Checkers vs Chess (+ Go)

which is the more taxing game on a persons functional intelligence?

  • Chess
  • Checkers
  • Poker
  • Hockey
  • Go
  • Russian Roulette
  • Ikaruga
0 voters

We know chess is an analogy of the physical world, a game of situations caused by different factors of different types working at the same time. It is Earthly in this sense.

Checkers on the other hand is highly abstract. There is only one force, which if it reaches the other end of the board becomes supercharged. For the rest there is only the compelling force of having to take when that is possible. This is an analogy of electricity, rather than of situations. Well electrical situations, tensions fields. Whereas chess is more an earth where a complex chaos is being pushed through interlocking characters.

In chess, chaos is far more likely to occur than in checkers. In checkers, chaos is like a vacuum, its hardly possible to attain. But in chess the usual condition in a good game is kind of chaotic, for examples when a few loose pawns cause high uncertainty.

This rank phenomenon inside of the chess mind is the cause of the different layers of order which are superimposed on each other and cause different outlooks at the same time. In checkers, you have to be far more brilliant to be good.

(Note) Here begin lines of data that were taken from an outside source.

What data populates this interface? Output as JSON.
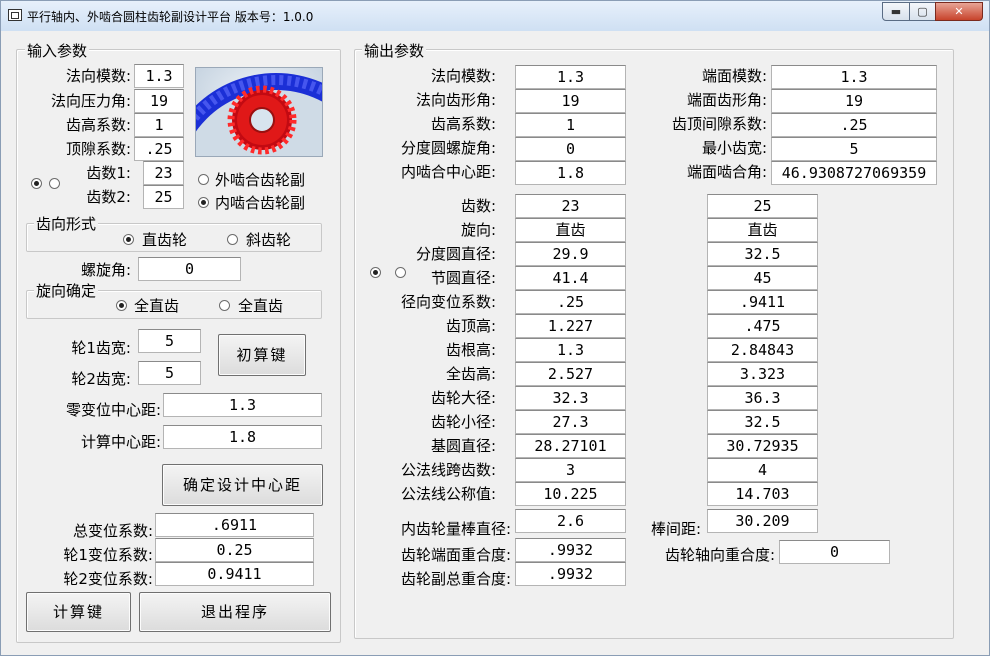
{
  "window": {
    "title": "平行轴内、外啮合圆柱齿轮副设计平台 版本号：1.0.0",
    "min_label": "▬",
    "max_label": "▢",
    "close_label": "✕"
  },
  "input": {
    "legend": "输入参数",
    "normal_module": {
      "label": "法向模数:",
      "value": "1.3"
    },
    "pressure_angle": {
      "label": "法向压力角:",
      "value": "19"
    },
    "addendum_coef": {
      "label": "齿高系数:",
      "value": "1"
    },
    "clearance_coef": {
      "label": "顶隙系数:",
      "value": ".25"
    },
    "teeth1": {
      "label": "齿数1:",
      "value": "23"
    },
    "teeth2": {
      "label": "齿数2:",
      "value": "25"
    },
    "mesh_external": "外啮合齿轮副",
    "mesh_internal": "内啮合齿轮副",
    "tooth_direction": {
      "legend": "齿向形式",
      "spur": "直齿轮",
      "helical": "斜齿轮"
    },
    "helix_angle": {
      "label": "螺旋角:",
      "value": "0"
    },
    "hand": {
      "legend": "旋向确定",
      "opt1": "全直齿",
      "opt2": "全直齿"
    },
    "width1": {
      "label": "轮1齿宽:",
      "value": "5"
    },
    "width2": {
      "label": "轮2齿宽:",
      "value": "5"
    },
    "initial_calc_button": "初算键",
    "zero_shift_center": {
      "label": "零变位中心距:",
      "value": "1.3"
    },
    "calc_center": {
      "label": "计算中心距:",
      "value": "1.8"
    },
    "confirm_center_button": "确定设计中心距",
    "total_shift": {
      "label": "总变位系数:",
      "value": ".6911"
    },
    "shift1": {
      "label": "轮1变位系数:",
      "value": "0.25"
    },
    "shift2": {
      "label": "轮2变位系数:",
      "value": "0.9411"
    },
    "calc_button": "计算键",
    "exit_button": "退出程序"
  },
  "output": {
    "legend": "输出参数",
    "normal_module": {
      "label": "法向模数:",
      "value": "1.3"
    },
    "normal_profile_angle": {
      "label": "法向齿形角:",
      "value": "19"
    },
    "addendum_coef": {
      "label": "齿高系数:",
      "value": "1"
    },
    "ref_helix_angle": {
      "label": "分度圆螺旋角:",
      "value": "0"
    },
    "internal_center": {
      "label": "内啮合中心距:",
      "value": "1.8"
    },
    "transverse_module": {
      "label": "端面模数:",
      "value": "1.3"
    },
    "transverse_profile_angle": {
      "label": "端面齿形角:",
      "value": "19"
    },
    "tip_clearance_coef": {
      "label": "齿顶间隙系数:",
      "value": ".25"
    },
    "min_teeth": {
      "label": "最小齿宽:",
      "value": "5"
    },
    "transverse_mesh_angle": {
      "label": "端面啮合角:",
      "value": "46.9308727069359"
    },
    "table": [
      {
        "label": "齿数:",
        "g1": "23",
        "g2": "25"
      },
      {
        "label": "旋向:",
        "g1": "直齿",
        "g2": "直齿"
      },
      {
        "label": "分度圆直径:",
        "g1": "29.9",
        "g2": "32.5"
      },
      {
        "label": "节圆直径:",
        "g1": "41.4",
        "g2": "45"
      },
      {
        "label": "径向变位系数:",
        "g1": ".25",
        "g2": ".9411"
      },
      {
        "label": "齿顶高:",
        "g1": "1.227",
        "g2": ".475"
      },
      {
        "label": "齿根高:",
        "g1": "1.3",
        "g2": "2.84843"
      },
      {
        "label": "全齿高:",
        "g1": "2.527",
        "g2": "3.323"
      },
      {
        "label": "齿轮大径:",
        "g1": "32.3",
        "g2": "36.3"
      },
      {
        "label": "齿轮小径:",
        "g1": "27.3",
        "g2": "32.5"
      },
      {
        "label": "基圆直径:",
        "g1": "28.27101",
        "g2": "30.72935"
      },
      {
        "label": "公法线跨齿数:",
        "g1": "3",
        "g2": "4"
      },
      {
        "label": "公法线公称值:",
        "g1": "10.225",
        "g2": "14.703"
      }
    ],
    "rod_diameter": {
      "label": "内齿轮量棒直径:",
      "value": "2.6"
    },
    "rod_distance": {
      "label": "棒间距:",
      "value": "30.209"
    },
    "transverse_contact_ratio": {
      "label": "齿轮端面重合度:",
      "value": ".9932"
    },
    "axial_contact_ratio": {
      "label": "齿轮轴向重合度:",
      "value": "0"
    },
    "total_contact_ratio": {
      "label": "齿轮副总重合度:",
      "value": ".9932"
    }
  }
}
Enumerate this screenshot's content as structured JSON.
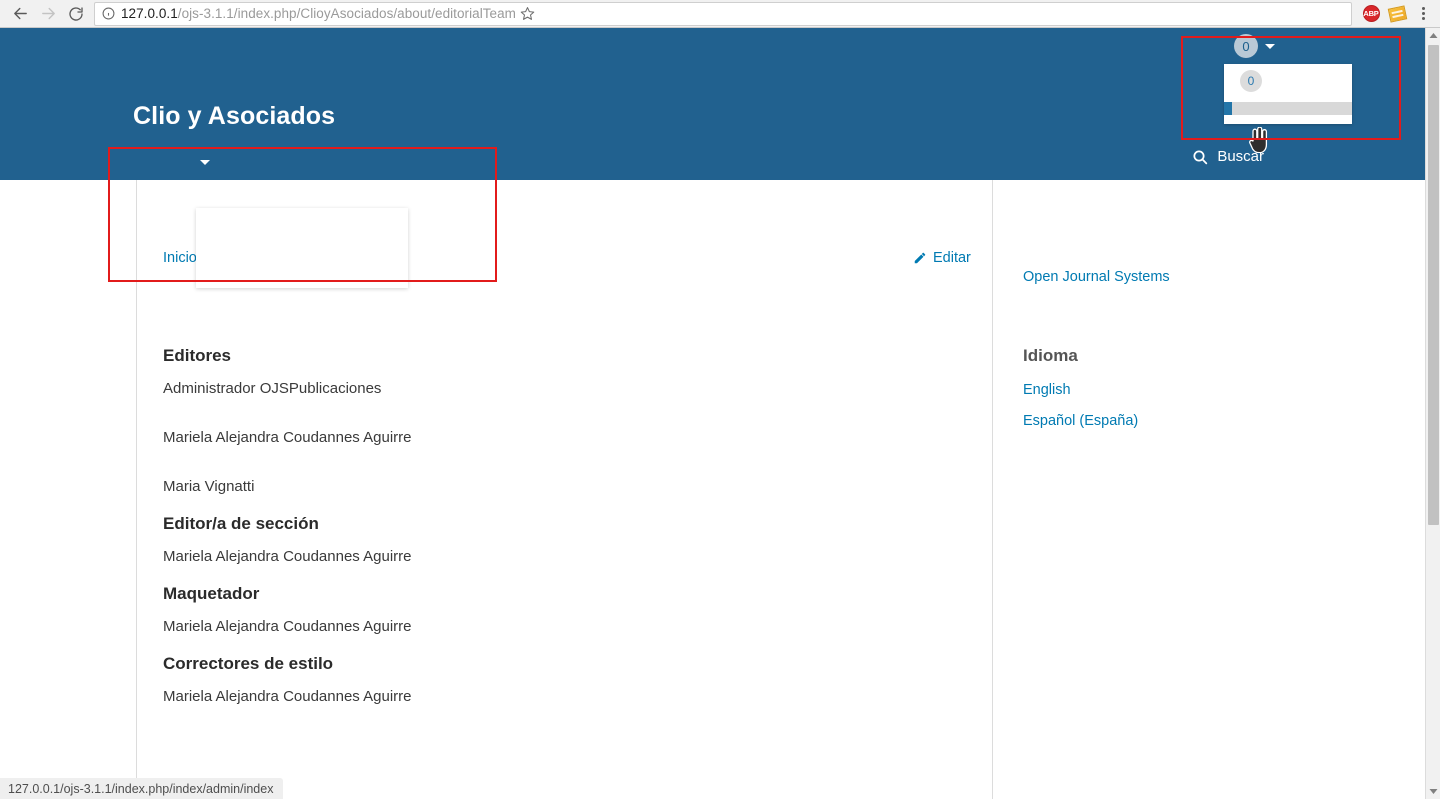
{
  "browser": {
    "back_label": "Back",
    "forward_label": "Forward",
    "reload_label": "Reload",
    "url_host": "127.0.0.1",
    "url_path": "/ojs-3.1.1/index.php/ClioyAsociados/about/editorialTeam",
    "bookmark_label": "Bookmark this page",
    "extensions": [
      {
        "name": "abp-extension",
        "label": "ABP"
      },
      {
        "name": "note-extension",
        "label": ""
      }
    ],
    "menu_label": "Customize and control Chromium",
    "status_bar_url": "127.0.0.1/ojs-3.1.1/index.php/index/admin/index"
  },
  "header": {
    "journal_title": "Clio y Asociados",
    "search_label": "Buscar",
    "user_badge": "0",
    "dropdown_badge": "0"
  },
  "page": {
    "breadcrumb": "Inicio",
    "edit_label": "Editar"
  },
  "team": {
    "groups": [
      {
        "heading": "Editores",
        "members": [
          "Administrador OJSPublicaciones",
          "Mariela Alejandra Coudannes Aguirre",
          "Maria Vignatti"
        ]
      },
      {
        "heading": "Editor/a de sección",
        "members": [
          "Mariela Alejandra Coudannes Aguirre"
        ]
      },
      {
        "heading": "Maquetador",
        "members": [
          "Mariela Alejandra Coudannes Aguirre"
        ]
      },
      {
        "heading": "Correctores de estilo",
        "members": [
          "Mariela Alejandra Coudannes Aguirre"
        ]
      }
    ]
  },
  "sidebar": {
    "ojs_link": "Open Journal Systems",
    "language_heading": "Idioma",
    "languages": [
      "English",
      "Español (España)"
    ]
  },
  "colors": {
    "header_blue": "#21618f",
    "link_blue": "#007ab2",
    "annotation_red": "#e21b1b",
    "scrollbar_thumb": "#c1c1c1"
  }
}
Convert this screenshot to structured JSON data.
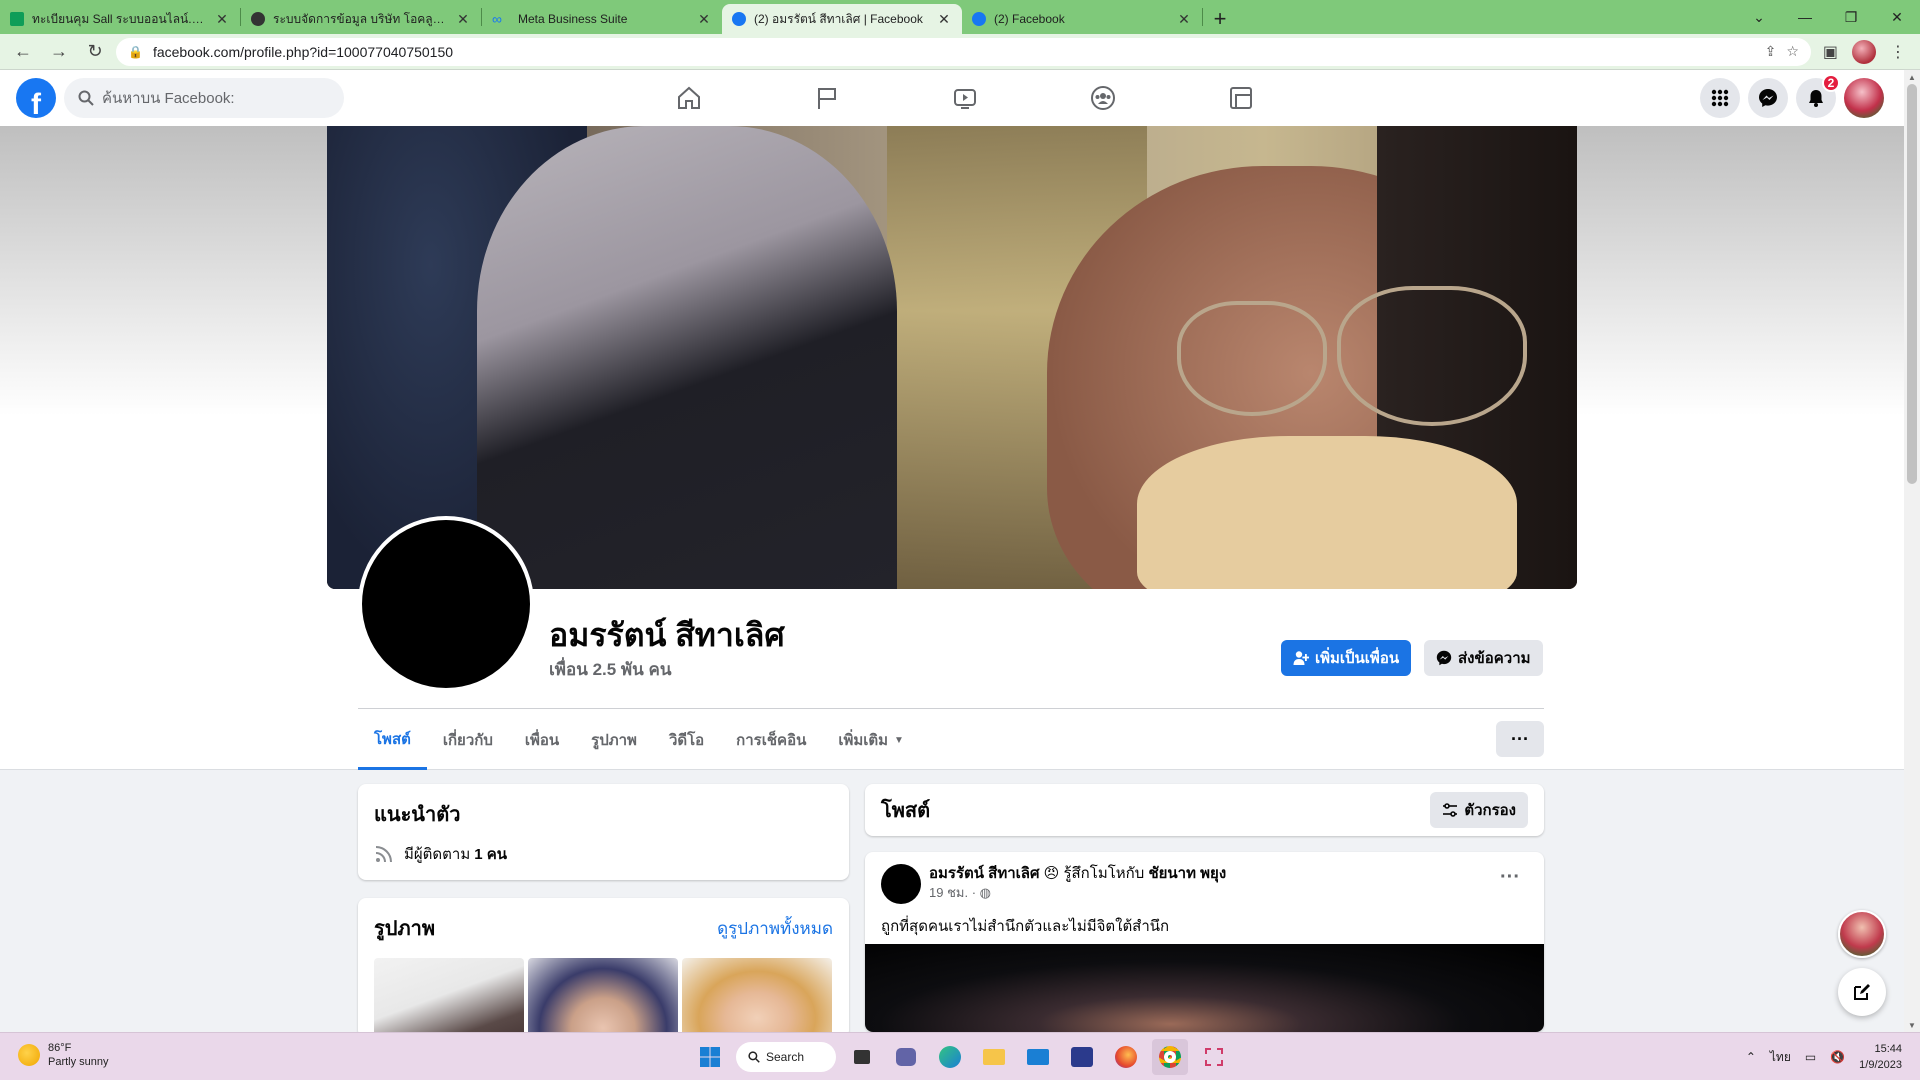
{
  "browser": {
    "tabs": [
      {
        "title": "ทะเบียนคุม Sall ระบบออนไลน์.xlsx - G",
        "favicon_color": "#0f9d58",
        "active": false
      },
      {
        "title": "ระบบจัดการข้อมูล บริษัท โอคลูกเน็ต",
        "favicon_color": "#333333",
        "active": false
      },
      {
        "title": "Meta Business Suite",
        "favicon_color": "#1877f2",
        "active": false
      },
      {
        "title": "(2) อมรรัตน์ สีทาเลิศ | Facebook",
        "favicon_color": "#1877f2",
        "active": true
      },
      {
        "title": "(2) Facebook",
        "favicon_color": "#1877f2",
        "active": false
      }
    ],
    "url": "facebook.com/profile.php?id=100077040750150"
  },
  "fb_header": {
    "search_placeholder": "ค้นหาบน Facebook:",
    "notification_count": "2",
    "nav_icons": [
      "home-icon",
      "pages-flag-icon",
      "watch-video-icon",
      "groups-icon",
      "gaming-icon"
    ]
  },
  "profile": {
    "name": "อมรรัตน์ สีทาเลิศ",
    "friends": "เพื่อน 2.5 พัน คน",
    "add_friend_label": "เพิ่มเป็นเพื่อน",
    "message_label": "ส่งข้อความ",
    "tabs": [
      "โพสต์",
      "เกี่ยวกับ",
      "เพื่อน",
      "รูปภาพ",
      "วิดีโอ",
      "การเช็คอิน",
      "เพิ่มเติม"
    ],
    "more_button": "···"
  },
  "intro": {
    "title": "แนะนำตัว",
    "followers_prefix": "มีผู้ติดตาม",
    "followers_value": "1 คน"
  },
  "photos": {
    "title": "รูปภาพ",
    "see_all": "ดูรูปภาพทั้งหมด"
  },
  "posts_header": {
    "title": "โพสต์",
    "filter_label": "ตัวกรอง"
  },
  "post": {
    "author": "อมรรัตน์ สีทาเลิศ",
    "feeling": "รู้สึกโมโหกับ",
    "tagged": "ชัยนาท พยุง",
    "time": "19 ชม. ·",
    "text": "ถูกที่สุดคนเราไม่สำนึกตัวและไม่มีจิตใต้สำนึก"
  },
  "taskbar": {
    "temperature": "86°F",
    "weather": "Partly sunny",
    "search_label": "Search",
    "language": "ไทย",
    "time": "15:44",
    "date": "1/9/2023"
  }
}
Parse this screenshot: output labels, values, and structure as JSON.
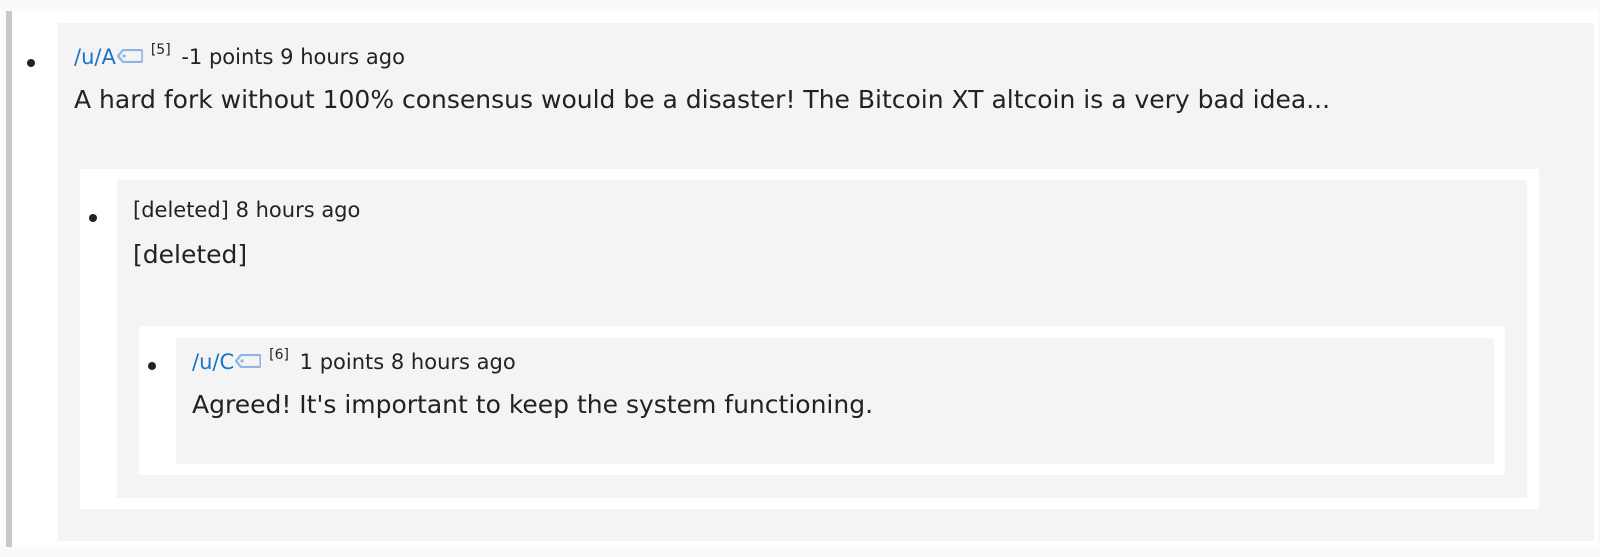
{
  "comments": [
    {
      "user": "/u/A",
      "flair_icon": "tag-icon",
      "ref": "[5]",
      "points": "-1 points",
      "time": "9 hours ago",
      "text": "A hard fork without 100% consensus would be a disaster! The Bitcoin XT altcoin is a very bad idea..."
    },
    {
      "author": "[deleted]",
      "time": "8 hours ago",
      "text": "[deleted]"
    },
    {
      "user": "/u/C",
      "flair_icon": "tag-icon",
      "ref": "[6]",
      "points": "1 points",
      "time": "8 hours ago",
      "text": "Agreed! It's important to keep the system functioning."
    }
  ],
  "colors": {
    "username": "#1a73c8",
    "comment_bg": "#f4f4f4",
    "thread_bar": "#c8c8c8",
    "tag_icon": "#8fb6e0"
  }
}
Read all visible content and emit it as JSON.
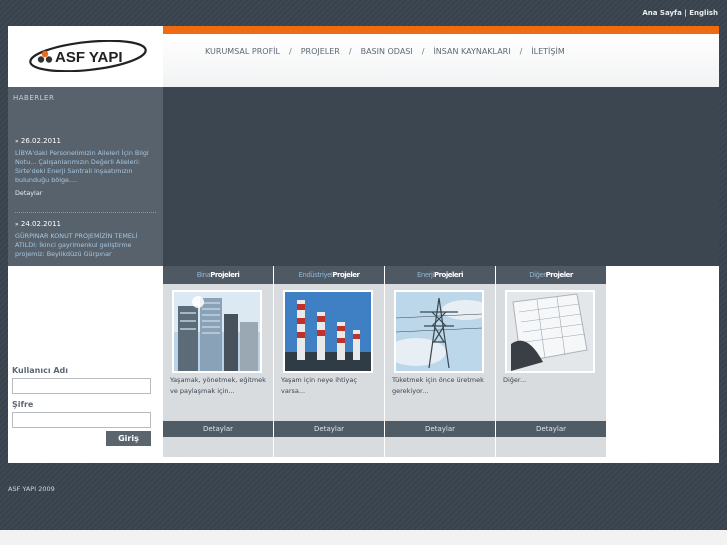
{
  "toplinks": {
    "home": "Ana Sayfa",
    "separator": "|",
    "english": "English"
  },
  "logo": {
    "text": "ASF YAPI"
  },
  "nav": {
    "items": [
      "KURUMSAL PROFİL",
      "PROJELER",
      "BASIN ODASI",
      "İNSAN KAYNAKLARI",
      "İLETİŞİM"
    ],
    "separator": "/"
  },
  "news": {
    "title": "HABERLER",
    "items": [
      {
        "date": "26.02.2011",
        "text": "LİBYA'daki Personelimizin Aileleri İçin Bilgi Notu... Çalışanlarımızın Değerli Aileleri: Sirte'deki Enerji Santrali inşaatımızın bulunduğu bölge....",
        "more": "Detaylar"
      },
      {
        "date": "24.02.2011",
        "text": "GÜRPINAR KONUT PROJEMİZİN TEMELİ ATILDI: İkinci gayrimenkul geliştirme projemiz: Beylikdüzü Gürpınar",
        "more": "Detaylar"
      }
    ]
  },
  "login": {
    "username_label": "Kullanıcı Adı",
    "username_value": "",
    "password_label": "Şifre",
    "password_value": "",
    "button": "Giriş"
  },
  "projects": [
    {
      "head_light": "Bina",
      "head_bold": "Projeleri",
      "text": "Yaşamak, yönetmek, eğitmek ve paylaşmak için...",
      "button": "Detaylar",
      "image": "buildings"
    },
    {
      "head_light": "Endüstriyel",
      "head_bold": "Projeler",
      "text": "Yaşam için neye ihtiyaç varsa...",
      "button": "Detaylar",
      "image": "chimneys"
    },
    {
      "head_light": "Enerji",
      "head_bold": "Projeleri",
      "text": "Tüketmek için önce üretmek gerekiyor...",
      "button": "Detaylar",
      "image": "power-tower"
    },
    {
      "head_light": "Diğer",
      "head_bold": "Projeler",
      "text": "Diğer...",
      "button": "Detaylar",
      "image": "blueprints"
    }
  ],
  "footer": {
    "text": "ASF YAPI 2009"
  },
  "colors": {
    "accent": "#ee6b12",
    "background": "#3c4650",
    "panel": "#57626c",
    "link": "#a8c6e0"
  }
}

At least this is my first impression, after trying it online for the first time since I was 8 or so and played my dad. I find this ridiculously taxing when coming from a nice chaotic-aesthetic chess adventure. It is not something where misleading is as obvious an option except as a general phenomenon of layered insights.

Go - this seems to be largely a game of intuition, of boldness in willing a structure into being. It is staring at the whole board at once, like a mandala. He who meditates deeper, who usurps the others meditation locks down the pattern.